Village in Kent, England

Iwade /ˈaɪˌweɪd/ is a village and civil parish 2 mi north of the town of Sittingbourne in the English county of Kent.

==History==
Iwade was established in the late Medieval period, when it was a settlement linking Watling Street to the coast via Key Street (a street towards a Quay). A moated dwelling is believed to have existed here during the 13th to 15th centuries. According to Edward Hasted, in 1798 the manor of Warde (Iwade) was within the hundred of Teynham. It had sixteen houses, and about 60 or 70 inhabitants.

The village lies on the former route of the A249 road, a major road from Maidstone to the Isle of Sheppey. A bypass was constructed in 1992, and improved again in 2006 during construction of the Sheppey Crossing. Iwade is the nearest settlement to Swale railway station.

In 2014, a prehistoric henge was discovered during the development of new homes. It is believed to date from around 6000BC and is 30 m in diameter.

==Facilities==
Iwade has a village hall and a public house (The Woolpack). The village church is dedicated to All Saints and was established around the 13th century. It was restored in 1874, with a south porch being added in 1893. The church has been a Grade I listed building since 1967. It is within the diocese of Canterbury, and deanery of Sittingbourne.

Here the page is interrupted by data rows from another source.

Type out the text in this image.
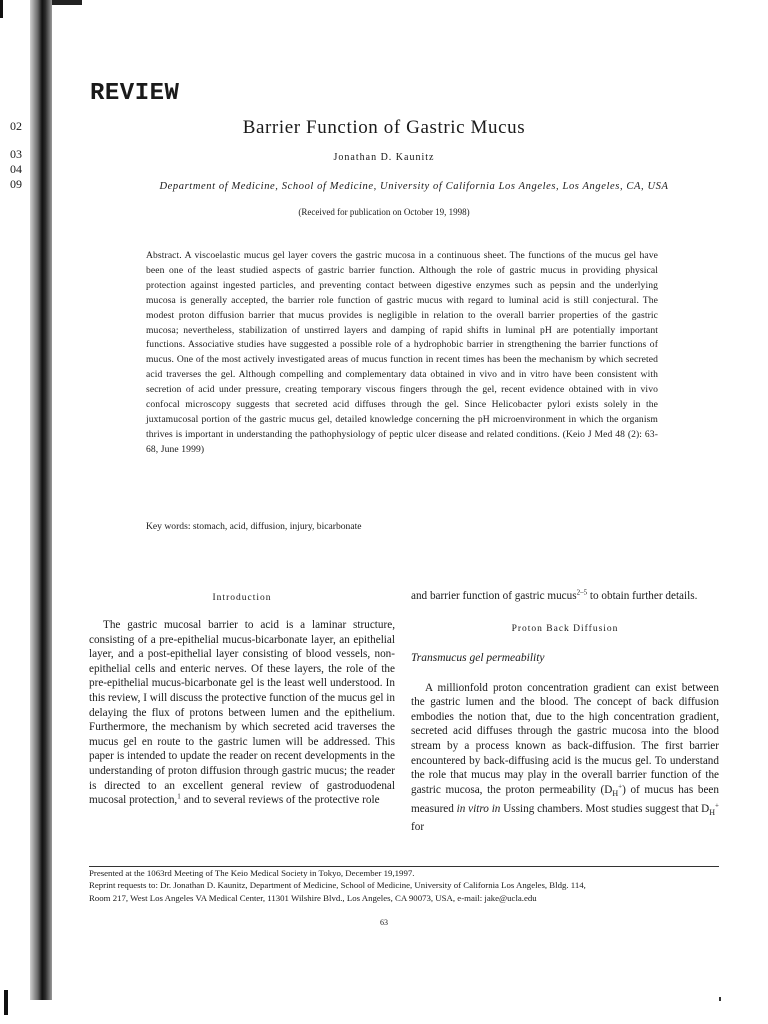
02
03
04
09
REVIEW
Barrier Function of Gastric Mucus
Jonathan D. Kaunitz
Department of Medicine, School of Medicine, University of California Los Angeles, Los Angeles, CA, USA
(Received for publication on October 19, 1998)
Abstract. A viscoelastic mucus gel layer covers the gastric mucosa in a continuous sheet. The functions of the mucus gel have been one of the least studied aspects of gastric barrier function. Although the role of gastric mucus in providing physical protection against ingested particles, and preventing contact between digestive enzymes such as pepsin and the underlying mucosa is generally accepted, the barrier role function of gastric mucus with regard to luminal acid is still conjectural. The modest proton diffusion barrier that mucus provides is negligible in relation to the overall barrier properties of the gastric mucosa; nevertheless, stabilization of unstirred layers and damping of rapid shifts in luminal pH are potentially important functions. Associative studies have suggested a possible role of a hydrophobic barrier in strengthening the barrier functions of mucus. One of the most actively investigated areas of mucus function in recent times has been the mechanism by which secreted acid traverses the gel. Although compelling and complementary data obtained in vivo and in vitro have been consistent with secretion of acid under pressure, creating temporary viscous fingers through the gel, recent evidence obtained with in vivo confocal microscopy suggests that secreted acid diffuses through the gel. Since Helicobacter pylori exists solely in the juxtamucosal portion of the gastric mucus gel, detailed knowledge concerning the pH microenvironment in which the organism thrives is important in understanding the pathophysiology of peptic ulcer disease and related conditions. (Keio J Med 48 (2): 63-68, June 1999)
Key words: stomach, acid, diffusion, injury, bicarbonate

Introduction

The gastric mucosal barrier to acid is a laminar structure, consisting of a pre-epithelial mucus-bicarbonate layer, an epithelial layer, and a post-epithelial layer consisting of blood vessels, non-epithelial cells and enteric nerves. Of these layers, the role of the pre-epithelial mucus-bicarbonate gel is the least well understood. In this review, I will discuss the protective function of the mucus gel in delaying the flux of protons between lumen and the epithelium. Furthermore, the mechanism by which secreted acid traverses the mucus gel en route to the gastric lumen will be addressed. This paper is intended to update the reader on recent developments in the understanding of proton diffusion through gastric mucus; the reader is directed to an excellent general review of gastroduodenal mucosal protection,$^1$ and to several reviews of the protective role

and barrier function of gastric mucus$^{2-5}$ to obtain further details.

Proton Back Diffusion

Transmucus gel permeability

A millionfold proton concentration gradient can exist between the gastric lumen and the blood. The concept of back diffusion embodies the notion that, due to the high concentration gradient, secreted acid diffuses through the gastric mucosa into the blood stream by a process known as back-diffusion. The first barrier encountered by back-diffusing acid is the mucus gel. To understand the role that mucus may play in the overall barrier function of the gastric mucosa, the proton permeability $(D_H^+)$ of mucus has been measured in vitro in Ussing chambers. Most studies suggest that $D_H^+$ for

Presented at the 1063rd Meeting of The Keio Medical Society in Tokyo, December 19,1997.
Reprint requests to: Dr. Jonathan D. Kaunitz, Department of Medicine, School of Medicine, University of California Los Angeles, Bldg. 114,
Room 217, West Los Angeles VA Medical Center, 11301 Wilshire Blvd., Los Angeles, CA 90073, USA, e-mail: jake@ucla.edu
63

The Sittingbourne Speedway track is close to Iwade. It offers speedway training facilities for riders, and has been the base of the speedway team Sittingbourne Crusaders who raced in the Conference League. To the north of the village is a Grade II listed Heavy Anti-aircraft gunsite used in World War II. It is one of only nine such sites in the country still existing in its original state, and one of two in Kent.